Os dois principais líderes do mundo se encontram na próxima semana com a expectativa de conversar sobre tudo, mas não concordar em praticamente nada –exceto na necessidade de conversar mais.

Na quarta-feira (15), o presidente americano, Joe Biden, e o líder chinês, Xi Jinping, terão uma reunião às margens do encontro anual da Apec (Cooperação Econômica Ásia-Pacífico, na sigla em inglês), grupo que reúne 21 economias da região do Pacífico. A bilateral é o ponto alto da agenda, que começa oficialmente neste sábado (11) em San Francisco, na Califórnia, e vai até a próxima sexta (17).

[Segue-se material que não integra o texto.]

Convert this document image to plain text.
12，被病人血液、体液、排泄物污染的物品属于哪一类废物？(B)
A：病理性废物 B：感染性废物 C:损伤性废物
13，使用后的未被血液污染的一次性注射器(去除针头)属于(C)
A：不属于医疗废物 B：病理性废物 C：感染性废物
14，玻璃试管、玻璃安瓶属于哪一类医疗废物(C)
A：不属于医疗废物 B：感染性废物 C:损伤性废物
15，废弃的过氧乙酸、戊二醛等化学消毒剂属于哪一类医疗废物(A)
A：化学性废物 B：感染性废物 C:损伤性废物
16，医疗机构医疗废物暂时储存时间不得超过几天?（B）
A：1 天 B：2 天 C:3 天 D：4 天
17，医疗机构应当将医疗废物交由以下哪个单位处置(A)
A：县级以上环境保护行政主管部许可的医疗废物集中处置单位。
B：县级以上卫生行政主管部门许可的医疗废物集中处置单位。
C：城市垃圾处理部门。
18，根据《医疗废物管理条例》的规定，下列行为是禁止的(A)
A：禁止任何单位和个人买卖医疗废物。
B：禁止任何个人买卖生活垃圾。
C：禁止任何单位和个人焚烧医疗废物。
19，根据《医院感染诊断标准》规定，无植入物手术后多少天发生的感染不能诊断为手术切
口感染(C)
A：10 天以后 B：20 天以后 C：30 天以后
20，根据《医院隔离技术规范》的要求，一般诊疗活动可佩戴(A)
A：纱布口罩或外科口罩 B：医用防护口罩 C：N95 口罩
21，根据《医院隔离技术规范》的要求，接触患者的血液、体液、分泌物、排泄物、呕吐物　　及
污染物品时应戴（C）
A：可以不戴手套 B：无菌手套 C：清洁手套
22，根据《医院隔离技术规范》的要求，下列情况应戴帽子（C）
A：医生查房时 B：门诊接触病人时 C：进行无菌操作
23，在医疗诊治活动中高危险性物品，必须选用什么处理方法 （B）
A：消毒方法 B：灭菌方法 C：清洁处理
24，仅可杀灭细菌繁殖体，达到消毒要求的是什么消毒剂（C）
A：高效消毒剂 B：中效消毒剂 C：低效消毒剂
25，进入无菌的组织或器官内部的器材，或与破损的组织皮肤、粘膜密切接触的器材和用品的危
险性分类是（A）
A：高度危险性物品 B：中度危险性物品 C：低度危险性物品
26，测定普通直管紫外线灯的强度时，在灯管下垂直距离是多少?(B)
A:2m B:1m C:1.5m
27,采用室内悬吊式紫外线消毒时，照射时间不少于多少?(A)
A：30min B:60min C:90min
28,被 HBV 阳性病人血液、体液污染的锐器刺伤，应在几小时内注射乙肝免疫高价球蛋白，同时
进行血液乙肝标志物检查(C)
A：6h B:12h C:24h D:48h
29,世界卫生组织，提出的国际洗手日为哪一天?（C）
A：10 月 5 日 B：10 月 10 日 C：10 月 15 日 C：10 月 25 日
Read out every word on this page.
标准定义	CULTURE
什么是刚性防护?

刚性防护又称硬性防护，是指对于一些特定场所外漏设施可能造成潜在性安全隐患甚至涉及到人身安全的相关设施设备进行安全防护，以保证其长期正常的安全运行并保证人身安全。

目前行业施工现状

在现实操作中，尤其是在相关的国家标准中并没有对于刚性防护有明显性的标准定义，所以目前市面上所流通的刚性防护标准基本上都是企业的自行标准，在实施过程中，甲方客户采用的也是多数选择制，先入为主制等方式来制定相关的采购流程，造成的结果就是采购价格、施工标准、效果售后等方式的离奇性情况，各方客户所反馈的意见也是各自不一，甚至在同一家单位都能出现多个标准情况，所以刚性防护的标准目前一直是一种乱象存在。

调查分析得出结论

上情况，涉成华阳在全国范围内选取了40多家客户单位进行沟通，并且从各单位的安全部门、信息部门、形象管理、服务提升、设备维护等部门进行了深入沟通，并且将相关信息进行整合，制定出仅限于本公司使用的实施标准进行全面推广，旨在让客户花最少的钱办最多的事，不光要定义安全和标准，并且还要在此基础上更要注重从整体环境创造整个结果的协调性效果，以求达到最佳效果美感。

Xi Jinping, líder da China, e Joe Biden, presidente dos EUA, em cúpula paralela na última cúpula do G20, em Bali, na Indonésia - Kevin Lamarque - 14.nov.23/Reuters

O estremecimento da relação entre as duas potências nos últimos tempos se somam a duas guerras, uma no Oriente Médio e outra no Leste Europeu, e à preocupação com duas importantes eleições, nos EUA e em Taiwan, no ano que vem. Não é à toa, assim, que as autoridades americanas reconhecem que as ambições quanto ao que pode ser alcançado são modestas.

Falando em condição de anonimato, oficiais do governo Biden dizem que uma dúvida é o quanto o comprometimento demonstrado pela China com a visita de Xi vem de um interesse genuíno em melhorar a relação ou se trata de uma medida tática de curto prazo. O asiático chega ao país na terça, e durante sua estadia deve participar ainda de um jantar com executivos com ingressos a US$ 2.000 (R$ 10 mil) por pessoa, segundo o New York Times.

Para Washington, o objetivo principal é abrir e fortalecer canais de comunicação com Pequim, sob o mantra de "gerenciar com responsabilidade a competição" entre os dois países, como a Casa Branca gosta de enfatizar, reduzindo os riscos de um conflito.

O pano de fundo é formado pela chamada "crise dos balões" de fevereiro deste ano; o aumento do controle de investimentos e exportações destinados à China impostos pelos americanos; e a aproximação de Washington com vizinhos do país asiático, como Coreia do Sul e Japão.

Em meio a tudo isso, houve ainda a crise desencadeada pela visita da então presidente da Câmara dos EUA, Nancy Pelosi, a Taiwan, em agosto do ano passado —Washington é o maior aliado de Taipé no plano internacional, além de seu principal fornecedor de armas. O gesto foi visto pelos chineses, que temem a independência da ilha, como uma provocação, e levou-os a cortar os canais de comunicação militar com os americanos.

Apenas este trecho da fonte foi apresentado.